Joëlle Milquet. © Belga

Victimes de terrorisme : le rapport Milquet préconise une réparation complète par les Etats

Le Vif

Les victimes d’actes de terrorisme dans l’Union européenne doivent avoir droit à une indemnisation multidisciplinaire par les Etats, qui aujourd’hui n’interviennent souvent que par le biais d’une compensation financière limitée et tardive, ressort-il d’un rapport de la conseillère spéciale du président de la Commission européenne, Joëlle Milquet.

Sollicitée en 2017 par Jean-Claude Juncker, l’ancienne ministre belge de l’Intérieur a présenté son rapport ce lundi, journée européenne de commémoration des victimes du terrorisme en souvenir des attentats du 11 mars 2004 à la gare d’Atocha à Madrid, les plus meurtriers commis jusqu’ici sur le sol de l’UE.

« Aujourd’hui, l’Etat ne doit intervenir qu’à titre subsidiaire par rapport à l’auteur (de l’acte terroriste), souvent insolvable. Il doit proposer une indemnisation dite équitable, ce qui reste très flou et limité à une assistance financière », constate Mme Milquet.

La conseillère spéciale propose de substituer à ce principe une logique de droit: l’Etat devrait ainsi offrir une indemnisation complète, sur base d’une expertise des dommages subis qui envisage aussi les aspect médicaux, psychologiques, socio-professionnels, etc. Et sans se contenter d’un montant forfaitaire potentiellement insuffisant.

La réparation se ferait aussi en nature, via des services en soins de santé pluridisciplinaires, un soutien administratif et la désignation d’une personne de référence.

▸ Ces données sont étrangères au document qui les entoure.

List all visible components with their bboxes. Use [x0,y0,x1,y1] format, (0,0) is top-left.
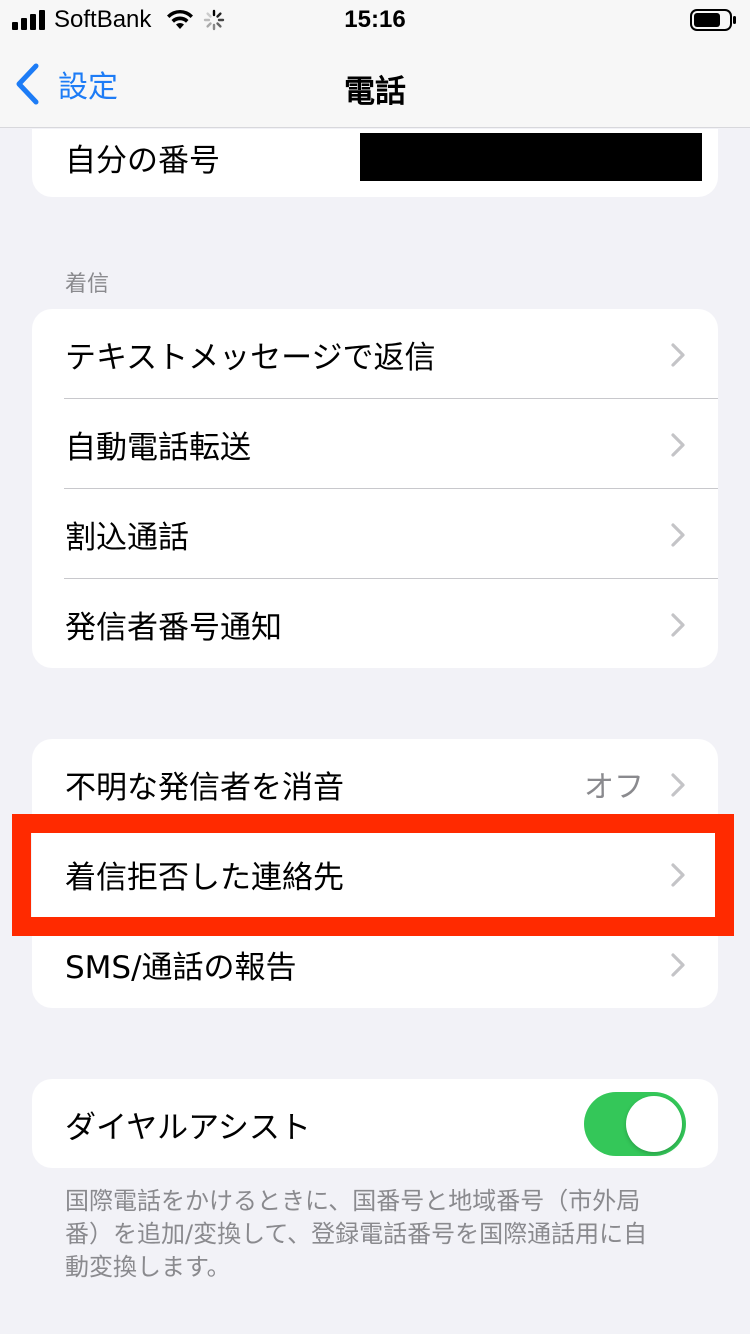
footer-line: 番）を追加/変換して、登録電話番号を国際通話用に自 [65,1220,648,1248]
row-blocked-contacts[interactable]: 着信拒否した連絡先 [32,829,718,919]
row-call-waiting[interactable]: 割込通話 [32,489,718,579]
battery-icon [690,9,736,31]
my-number-group: 自分の番号 [32,129,718,197]
my-number-row: 自分の番号 [32,129,718,185]
row-label: 発信者番号通知 [65,609,282,646]
row-label: 自動電話転送 [65,429,251,466]
row-label: 割込通話 [65,519,189,556]
navigation-bar: 設定 電話 [0,40,750,128]
chevron-right-icon [671,773,685,797]
my-number-label: 自分の番号 [65,143,220,179]
status-time: 15:16 [344,6,406,33]
footer-line: 動変換します。 [65,1253,231,1281]
chevron-right-icon [671,613,685,637]
chevron-right-icon [671,953,685,977]
dial-assist-toggle[interactable] [584,1092,686,1156]
row-dial-assist: ダイヤルアシスト [32,1079,718,1168]
chevron-right-icon [671,433,685,457]
row-sms-call-reporting[interactable]: SMS/通話の報告 [32,919,718,1008]
chevron-right-icon [671,863,685,887]
row-caller-id[interactable]: 発信者番号通知 [32,579,718,668]
row-call-forwarding[interactable]: 自動電話転送 [32,399,718,489]
row-text-reply[interactable]: テキストメッセージで返信 [32,309,718,399]
row-label: SMS/通話の報告 [65,949,297,986]
chevron-right-icon [671,343,685,367]
row-label: テキストメッセージで返信 [65,339,436,376]
status-bar: SoftBank 15:16 [0,0,750,40]
row-label: 不明な発信者を消音 [65,769,344,806]
row-value: オフ [584,770,644,805]
page-title: 電話 [344,74,406,110]
incoming-settings-group: テキストメッセージで返信 自動電話転送 割込通話 発信者番号通知 [32,309,718,668]
call-blocking-group: 不明な発信者を消音 オフ 着信拒否した連絡先 SMS/通話の報告 [32,739,718,1008]
chevron-right-icon [671,523,685,547]
dial-assist-group: ダイヤルアシスト [32,1079,718,1168]
footer-line: 国際電話をかけるときに、国番号と地域番号（市外局 [65,1187,641,1215]
redacted-phone-number [360,133,702,181]
toggle-knob [626,1096,682,1152]
section-header-incoming: 着信 [65,272,110,297]
row-silence-unknown-callers[interactable]: 不明な発信者を消音 オフ [32,739,718,829]
row-label: ダイヤルアシスト [65,1109,311,1146]
dial-assist-footer: 国際電話をかけるときに、国番号と地域番号（市外局 番）を追加/変換して、登録電話… [65,1185,685,1284]
row-label: 着信拒否した連絡先 [65,859,344,896]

Le rapport Milquet envisage par ailleurs le cas des victimes touchées par un attentat commis dans un pays autre que l’Etat de résidence. Pour éviter à ces victimes les difficultés de procédure, de traduction, ou le risque de voir des expertises non reconnues, ce serait le pays de résidence qui indemniserait, à charge pour lui de se retourner ensuite sur le pays où a été commis l’acte terroriste. La victime pourrait toutefois choisir de mener la procédure dans ce dernier Etat si le système de réparation y est plus favorable.

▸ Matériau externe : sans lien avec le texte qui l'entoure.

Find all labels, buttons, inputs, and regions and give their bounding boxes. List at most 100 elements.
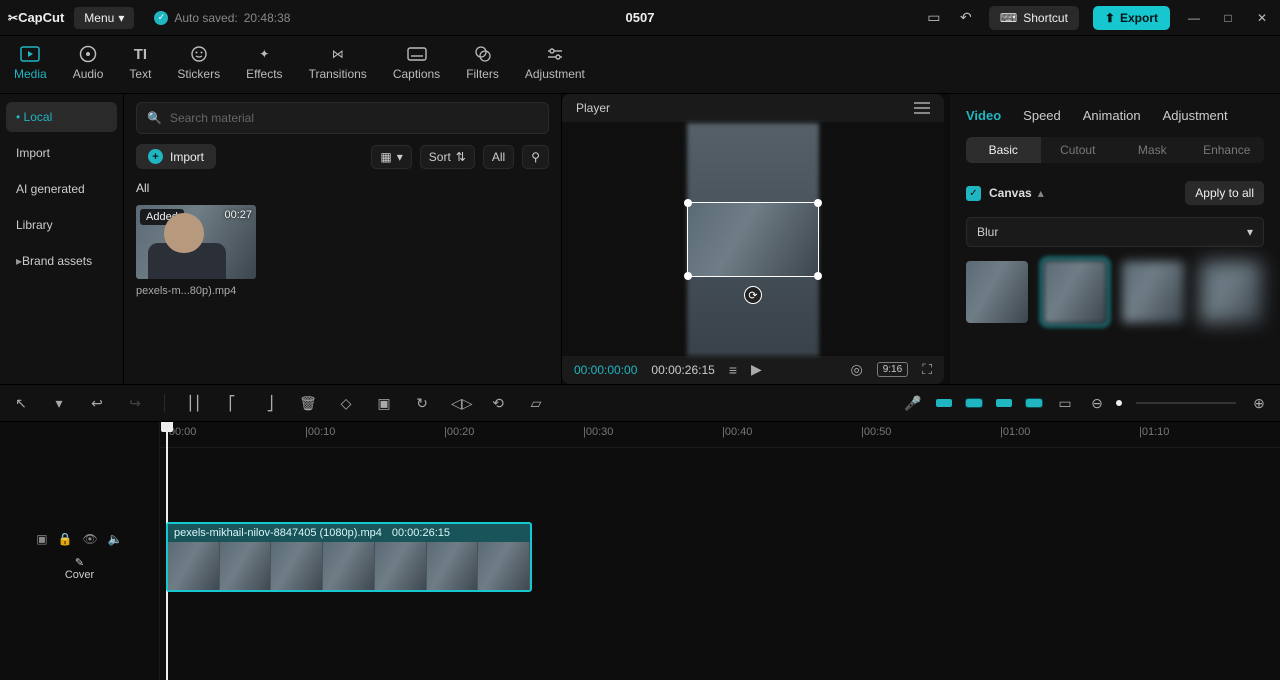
rtab-adjustment[interactable]: Adjustment	[1163, 108, 1228, 123]
canvas-checkbox[interactable]: ✓	[966, 186, 981, 201]
tab-adjustment[interactable]: Adjustment	[523, 42, 587, 83]
view-toggle[interactable]: ▦▾	[371, 145, 411, 169]
ruler-tick: |00:20	[444, 426, 474, 438]
tab-media[interactable]: Media	[12, 42, 49, 83]
blur-option-low[interactable]	[1044, 261, 1106, 323]
sidebar-item-ai[interactable]: AI generated	[6, 174, 117, 204]
snap-toggle-4[interactable]	[1026, 399, 1042, 407]
subtab-cutout[interactable]: Cutout	[1041, 137, 1116, 163]
collapse-icon[interactable]: ▴	[1038, 186, 1044, 200]
tab-captions[interactable]: Captions	[391, 42, 442, 83]
subtab-enhance[interactable]: Enhance	[1190, 137, 1265, 163]
sidebar-item-import[interactable]: Import	[6, 138, 117, 168]
search-icon: 🔍	[147, 111, 162, 125]
play-button[interactable]: ▶	[751, 361, 762, 378]
snap-toggle-3[interactable]	[996, 399, 1012, 407]
undo-button[interactable]: ↩	[88, 395, 106, 412]
tab-audio[interactable]: Audio	[71, 42, 106, 83]
rtab-speed[interactable]: Speed	[1023, 108, 1061, 123]
sort-button[interactable]: Sort⇅	[420, 145, 475, 169]
duration-badge: 00:27	[224, 209, 252, 221]
tab-effects[interactable]: ✦ Effects	[244, 42, 284, 83]
menu-button[interactable]: Menu ▾	[74, 7, 134, 29]
apply-to-all-button[interactable]: Apply to all	[1185, 181, 1264, 205]
timeline: ▣ 🔒 👁 🔈 ✎ Cover |00:00 |00:10 |00:20 |00…	[0, 422, 1280, 680]
quality-icon[interactable]: ◎	[851, 361, 863, 378]
maximize-button[interactable]: □	[1218, 8, 1238, 28]
tab-filters[interactable]: Filters	[464, 42, 501, 83]
zoom-out[interactable]: ⊖	[1088, 395, 1106, 412]
timecode-current: 00:00:00:00	[574, 363, 637, 377]
player-canvas[interactable]: ⟳	[562, 123, 944, 356]
minimize-button[interactable]: —	[1184, 8, 1204, 28]
selection-box[interactable]: ⟳	[687, 202, 819, 277]
tab-text[interactable]: TI Text	[127, 42, 153, 83]
tab-transitions[interactable]: ⋈ Transitions	[307, 42, 369, 83]
blur-option-none[interactable]	[966, 261, 1028, 323]
import-label: Import	[170, 150, 204, 164]
pointer-tool[interactable]: ↖	[12, 395, 30, 412]
frame-tool[interactable]: ▣	[375, 395, 393, 412]
preview-toggle[interactable]: ▭	[1056, 395, 1074, 412]
sidebar-item-brand[interactable]: Brand assets	[6, 246, 117, 276]
subtab-basic[interactable]: Basic	[966, 137, 1041, 163]
tab-stickers[interactable]: Stickers	[175, 42, 222, 83]
aspect-ratio[interactable]: 9:16	[877, 362, 908, 377]
media-clip-thumbnail: Added 00:27	[136, 205, 256, 279]
tab-captions-label: Captions	[393, 67, 440, 81]
crop-tool[interactable]: ▱	[527, 395, 545, 412]
list-icon[interactable]: ≡	[729, 362, 737, 378]
import-button[interactable]: + Import	[136, 144, 216, 169]
subtab-mask[interactable]: Mask	[1115, 137, 1190, 163]
search-input[interactable]: 🔍 Search material	[136, 102, 549, 134]
history-icon[interactable]: ↶	[957, 9, 975, 27]
timeline-clip[interactable]: pexels-mikhail-nilov-8847405 (1080p).mp4…	[166, 522, 532, 592]
mic-icon[interactable]: 🎤	[904, 395, 922, 412]
track-mute-icon[interactable]: 🔈	[108, 532, 123, 546]
rotate-tool[interactable]: ⟲	[489, 395, 507, 412]
fullscreen-icon[interactable]: ⛶	[922, 361, 932, 378]
reverse-tool[interactable]: ↻	[413, 395, 431, 412]
filter-icon-button[interactable]: ⚲	[522, 145, 549, 169]
sidebar-item-library[interactable]: Library	[6, 210, 117, 240]
captions-icon	[407, 44, 427, 64]
marker-tool[interactable]: ◇	[337, 395, 355, 412]
rtab-animation[interactable]: Animation	[1083, 108, 1141, 123]
timeline-body[interactable]: |00:00 |00:10 |00:20 |00:30 |00:40 |00:5…	[160, 422, 1280, 680]
media-sidebar: Local Import AI generated Library Brand …	[0, 94, 124, 384]
filter-all-button[interactable]: All	[483, 145, 514, 169]
snap-toggle-1[interactable]	[936, 399, 952, 407]
blur-option-mid[interactable]	[1122, 261, 1184, 323]
media-clip[interactable]: Added 00:27 pexels-m...80p).mp4	[136, 205, 256, 297]
trim-right-tool[interactable]: ⎦	[261, 395, 279, 412]
rtab-video[interactable]: Video	[966, 108, 1001, 123]
mirror-tool[interactable]: ◁▷	[451, 395, 469, 412]
handle-bottom-right[interactable]	[814, 272, 822, 280]
blur-select[interactable]: Blur ▾	[966, 217, 1264, 247]
export-button[interactable]: ⬆ Export	[1093, 6, 1170, 30]
zoom-in[interactable]: ⊕	[1250, 395, 1268, 412]
trim-left-tool[interactable]: ⎡	[223, 395, 241, 412]
snap-toggle-2[interactable]	[966, 399, 982, 407]
layout-icon[interactable]: ▭	[925, 9, 943, 27]
check-icon: ✓	[154, 11, 168, 25]
shortcut-button[interactable]: ⌨ Shortcut	[989, 6, 1079, 30]
track-visible-icon[interactable]: 👁	[83, 532, 98, 546]
search-placeholder: Search material	[170, 111, 254, 125]
handle-top-left[interactable]	[684, 199, 692, 207]
sidebar-item-local[interactable]: Local	[6, 102, 117, 132]
clip-name: pexels-mikhail-nilov-8847405 (1080p).mp4	[174, 527, 382, 539]
track-add-icon[interactable]: ▣	[36, 532, 47, 546]
blur-option-high[interactable]	[1200, 261, 1262, 323]
zoom-slider[interactable]	[1116, 400, 1122, 406]
media-section-label: All	[136, 181, 549, 195]
cover-button[interactable]: ✎ Cover	[65, 556, 94, 581]
close-button[interactable]: ✕	[1252, 8, 1272, 28]
player-menu-icon[interactable]	[914, 102, 930, 114]
time-ruler[interactable]: |00:00 |00:10 |00:20 |00:30 |00:40 |00:5…	[160, 422, 1280, 448]
handle-top-right[interactable]	[814, 199, 822, 207]
pointer-dropdown[interactable]: ▾	[50, 395, 68, 412]
track-lock-icon[interactable]: 🔒	[58, 532, 73, 546]
delete-tool[interactable]: 🗑	[299, 395, 317, 412]
split-tool[interactable]: ⎮⎮	[185, 395, 203, 412]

L’harmonisation des règles de paiement d’urgence, des critères d’indemnisation, de la définition d’acte terroriste, ainsi qu’une coopération accrue des services de police, de justice, de santé, figurent également parmi les priorités du rapport.

Pour les Etats débordés par l’ampleur d’une ou de plusieurs attaques, un fonds de solidarité européen serait prévu. « C’est une stratégie à cinq ans pour la Commission européenne. Au niveau belge, une même logique devrait prévaloir, avec une agence interfédérale, un délégué national aux droits de victimes ou un centre de coordination relevant du Comité de concertation pour associer les différents niveaux de pouvoir », plaide Mme Milquet (cdH).

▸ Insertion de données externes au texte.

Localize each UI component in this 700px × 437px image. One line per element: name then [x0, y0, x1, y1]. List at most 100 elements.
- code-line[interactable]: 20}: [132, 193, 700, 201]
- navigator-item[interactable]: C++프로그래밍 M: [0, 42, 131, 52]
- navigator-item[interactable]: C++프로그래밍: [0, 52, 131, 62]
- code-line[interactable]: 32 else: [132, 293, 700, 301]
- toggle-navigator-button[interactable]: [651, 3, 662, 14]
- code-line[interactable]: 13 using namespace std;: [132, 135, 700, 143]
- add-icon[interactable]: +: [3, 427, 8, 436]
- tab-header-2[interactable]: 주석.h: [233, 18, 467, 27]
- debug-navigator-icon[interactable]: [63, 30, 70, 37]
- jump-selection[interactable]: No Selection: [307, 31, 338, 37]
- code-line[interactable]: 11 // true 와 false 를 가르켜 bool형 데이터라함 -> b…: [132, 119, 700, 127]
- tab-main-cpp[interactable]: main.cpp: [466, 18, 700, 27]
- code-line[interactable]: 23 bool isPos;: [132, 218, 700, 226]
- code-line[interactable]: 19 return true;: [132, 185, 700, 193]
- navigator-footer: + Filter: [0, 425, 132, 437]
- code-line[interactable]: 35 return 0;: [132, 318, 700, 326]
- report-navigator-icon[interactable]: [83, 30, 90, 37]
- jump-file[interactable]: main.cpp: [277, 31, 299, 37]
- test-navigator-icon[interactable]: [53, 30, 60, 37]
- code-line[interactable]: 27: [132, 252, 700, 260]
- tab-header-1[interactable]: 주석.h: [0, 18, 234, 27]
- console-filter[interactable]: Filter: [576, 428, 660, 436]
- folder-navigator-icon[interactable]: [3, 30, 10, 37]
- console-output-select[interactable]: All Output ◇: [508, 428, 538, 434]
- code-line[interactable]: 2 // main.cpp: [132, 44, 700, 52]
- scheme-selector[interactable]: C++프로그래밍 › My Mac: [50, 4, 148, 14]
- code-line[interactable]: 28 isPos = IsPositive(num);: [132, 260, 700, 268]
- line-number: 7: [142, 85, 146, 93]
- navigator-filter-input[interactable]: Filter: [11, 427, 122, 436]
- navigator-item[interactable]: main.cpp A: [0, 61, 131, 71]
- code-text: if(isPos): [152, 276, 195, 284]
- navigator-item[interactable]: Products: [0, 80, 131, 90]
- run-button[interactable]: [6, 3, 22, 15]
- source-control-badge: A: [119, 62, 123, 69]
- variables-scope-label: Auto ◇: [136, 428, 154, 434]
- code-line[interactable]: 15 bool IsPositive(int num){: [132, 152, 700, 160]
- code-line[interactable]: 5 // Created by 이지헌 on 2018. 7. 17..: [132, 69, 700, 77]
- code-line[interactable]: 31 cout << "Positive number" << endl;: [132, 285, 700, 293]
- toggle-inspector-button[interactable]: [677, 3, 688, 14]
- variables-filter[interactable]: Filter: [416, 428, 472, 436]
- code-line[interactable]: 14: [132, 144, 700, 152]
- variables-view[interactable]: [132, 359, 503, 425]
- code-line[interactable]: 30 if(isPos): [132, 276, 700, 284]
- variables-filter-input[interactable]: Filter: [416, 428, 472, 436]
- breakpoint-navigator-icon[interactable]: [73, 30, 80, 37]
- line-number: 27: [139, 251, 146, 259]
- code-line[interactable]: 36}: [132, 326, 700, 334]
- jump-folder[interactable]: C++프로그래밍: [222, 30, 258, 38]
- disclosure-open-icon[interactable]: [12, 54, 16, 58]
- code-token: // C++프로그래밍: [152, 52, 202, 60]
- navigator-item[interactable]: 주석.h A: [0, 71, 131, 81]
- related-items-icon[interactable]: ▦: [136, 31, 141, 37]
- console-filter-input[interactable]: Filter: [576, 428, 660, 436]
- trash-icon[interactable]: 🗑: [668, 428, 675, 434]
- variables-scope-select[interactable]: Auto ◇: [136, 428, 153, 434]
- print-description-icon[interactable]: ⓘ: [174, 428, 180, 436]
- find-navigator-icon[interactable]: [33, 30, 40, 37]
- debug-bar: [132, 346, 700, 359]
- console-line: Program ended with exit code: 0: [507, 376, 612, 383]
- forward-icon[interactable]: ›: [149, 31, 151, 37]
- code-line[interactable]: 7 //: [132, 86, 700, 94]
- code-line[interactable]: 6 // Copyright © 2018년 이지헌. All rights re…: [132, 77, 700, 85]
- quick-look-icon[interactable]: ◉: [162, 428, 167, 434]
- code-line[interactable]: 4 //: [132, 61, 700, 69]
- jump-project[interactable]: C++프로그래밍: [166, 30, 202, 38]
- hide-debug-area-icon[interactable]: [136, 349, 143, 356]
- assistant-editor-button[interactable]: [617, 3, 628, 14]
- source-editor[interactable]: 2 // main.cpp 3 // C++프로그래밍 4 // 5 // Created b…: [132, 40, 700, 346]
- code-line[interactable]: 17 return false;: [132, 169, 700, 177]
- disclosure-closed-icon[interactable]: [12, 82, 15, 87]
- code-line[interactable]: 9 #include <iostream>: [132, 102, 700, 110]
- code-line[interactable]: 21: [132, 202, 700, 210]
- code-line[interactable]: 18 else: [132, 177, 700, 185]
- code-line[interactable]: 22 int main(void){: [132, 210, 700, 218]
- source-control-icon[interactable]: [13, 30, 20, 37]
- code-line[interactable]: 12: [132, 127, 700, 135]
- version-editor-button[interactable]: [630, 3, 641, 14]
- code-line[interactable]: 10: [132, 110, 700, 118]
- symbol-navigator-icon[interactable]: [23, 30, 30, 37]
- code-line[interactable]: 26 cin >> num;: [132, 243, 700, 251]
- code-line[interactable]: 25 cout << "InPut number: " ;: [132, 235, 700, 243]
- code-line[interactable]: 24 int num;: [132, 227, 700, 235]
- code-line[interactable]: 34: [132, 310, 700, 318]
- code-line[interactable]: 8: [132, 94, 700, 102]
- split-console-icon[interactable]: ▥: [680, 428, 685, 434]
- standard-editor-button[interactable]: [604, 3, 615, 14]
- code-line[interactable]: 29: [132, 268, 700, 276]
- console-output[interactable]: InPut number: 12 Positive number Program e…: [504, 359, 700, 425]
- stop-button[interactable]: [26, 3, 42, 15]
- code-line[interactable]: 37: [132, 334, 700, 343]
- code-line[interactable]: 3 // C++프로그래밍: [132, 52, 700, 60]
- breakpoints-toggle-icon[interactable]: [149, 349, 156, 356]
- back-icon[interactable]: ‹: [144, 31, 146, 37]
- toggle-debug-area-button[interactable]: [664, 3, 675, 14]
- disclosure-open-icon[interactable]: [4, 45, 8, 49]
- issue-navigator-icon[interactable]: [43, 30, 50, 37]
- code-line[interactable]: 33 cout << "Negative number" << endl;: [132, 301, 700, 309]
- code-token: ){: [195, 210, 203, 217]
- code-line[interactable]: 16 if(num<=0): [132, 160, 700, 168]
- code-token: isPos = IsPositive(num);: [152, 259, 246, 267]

A ses yeux, le financement de cette politique pourrait être recherché hors budget de l’Etat, par un prélèvement obligatoire sur certains contrats d’assurance, ou sur le monopole des jeux (Loterie nationale), voire sur les amendes administratives de stationnement ou routières.

Mme Milquet prend l’exemple de la France, où le fonds de garantie qui indemnise les victimes du terrorisme (FGTI) est alimenté par une taxe sur les contrats d’assurance de 5,90 euros.

Le paquet de 41 recommandations du rapport Milquet envisage en outre les victimes de trafic d’êtres humains ou de violences de genre. Il n’est pas à prendre ou à laisser. Certaines mesures sont plus sensibles que d’autres, comme celles empiétant sur la souveraineté des Etats membres ou les plus coûteuses. La Belge espère toutefois que Jean-Claude Juncker avancera rapidement sur quelques-unes des recommandations.

De son côté, la Commission a salué le document, tout en rappelant ce qu’elle avait déjà initié en la matière. « Ce rapport montre clairement que nous devons continuer notre travail en faveur des droits des victimes », a reconnu M. Juncker. Prudente, la Commission a toutefois souligné que les points de vue exprimés dans le document ne reflétaient « pas nécessairement la position de la Commission ou de son président ».

Le Centre européen d’expertise pour les victimes de terrorisme devrait ouvrir avant la fin de l’année.